Gary Moore biography
Robert William Gary Moore (4 April 1952 - 6 February 2011), was a Northern Irish musician, most widely recognised as a singer and virtuoso guitarist.
In a career dating back to the 1960s, Moore played with musicians including Phil Lynott and Brian Downey during his teens, leading him to memberships with the Irish bands Skid Row and Thin Lizzy. Moore shared the stage with such blues and rock musicians as B.B. King, Albert King, Albert Collins, George Harrison, and Greg Lake, as well as having a successful solo career. He guested on a number of albums recorded by high-profile musicians.
Moore grew up on Castleview Road opposite Stormont Parliament Buildings, off the Upper Newtownards Road in east Belfast, as one of five children of a promoter named Bobby and housewife, Winnie. He left the city as a teenager, because of troubles in his family - his parents parted a year later - just as The Troubles were starting in Northern Ireland.

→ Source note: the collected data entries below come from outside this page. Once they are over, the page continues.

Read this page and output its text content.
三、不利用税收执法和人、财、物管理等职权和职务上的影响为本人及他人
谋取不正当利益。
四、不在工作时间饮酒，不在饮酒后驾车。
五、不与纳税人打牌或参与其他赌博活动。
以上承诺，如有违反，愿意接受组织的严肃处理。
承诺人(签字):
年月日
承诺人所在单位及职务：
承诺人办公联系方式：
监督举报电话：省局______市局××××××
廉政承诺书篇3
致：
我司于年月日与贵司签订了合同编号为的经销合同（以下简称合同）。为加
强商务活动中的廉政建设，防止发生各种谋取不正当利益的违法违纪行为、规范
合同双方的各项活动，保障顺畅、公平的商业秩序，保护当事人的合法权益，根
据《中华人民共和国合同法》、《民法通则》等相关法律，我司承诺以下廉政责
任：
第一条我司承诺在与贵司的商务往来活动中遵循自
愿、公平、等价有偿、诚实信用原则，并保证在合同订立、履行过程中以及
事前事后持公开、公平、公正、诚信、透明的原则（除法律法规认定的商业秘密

Moore started performing at a young age, having picked up a battered acoustic guitar at the age of eight. He got his first quality guitar at the age of 14, learning to play the right-handed instrument in the standard way despite being left-handed.
Aiming to become a musician, he moved to Dublin at the age of 16. Moore's greatest influence in the early days was guitarist Peter Green of Fleetwood Mac who was a mentor to Moore when performing in Dublin. Green's continued influence on Moore was later repaid as a tribute to Green on his 1995 album Blues for Greeny, an album consisting entirely of Green compositions. On this tribute album, Moore played Green's 1959 Les Paul Standard guitar which Green had lent to Moore after leaving Fleetwood Mac. Moore ultimately purchased the guitar, at Green's request, so that "it would have a good home". Other early musical influences were artists such as Albert King, Elvis Presley, The Shadows and The Beatles. Later, having seen Jimi Hendrix and John Mayall's Bluesbreakers in his home town of Belfast, his own style was developing into a blues-rock sound that would be the dominant form of his career in music.
In Dublin, Moore joined the group Skid Row with Noel Bridgeman and Brendan "Brush" Shiels. It was with this group that he earned a reputation in the music industry, and his association with Phil Lynott began.
In 1970, Moore moved to England and remained there, apart from two short periods in the United States. In 1973, under the moniker "The Gary Moore Band" he released his first solo album in 1973, Grinding Stone . "Grinding Stone" was issued in North America on Neil Kempfer-Stocker's fledgling record label imprint Cosmos and received "Album of the Year" accolades on KTAC-FM/Seattle-Tacoma, Washington in 1974.
In 1974 he re-joined Lynott, when he first joined Thin Lizzy after the departure of founding member Eric Bell.
From 1975 to August 1978, he was a member of Colosseum II. With the band he also collaborated with Andrew Lloyd Webber on the composer's Variations album in 1978.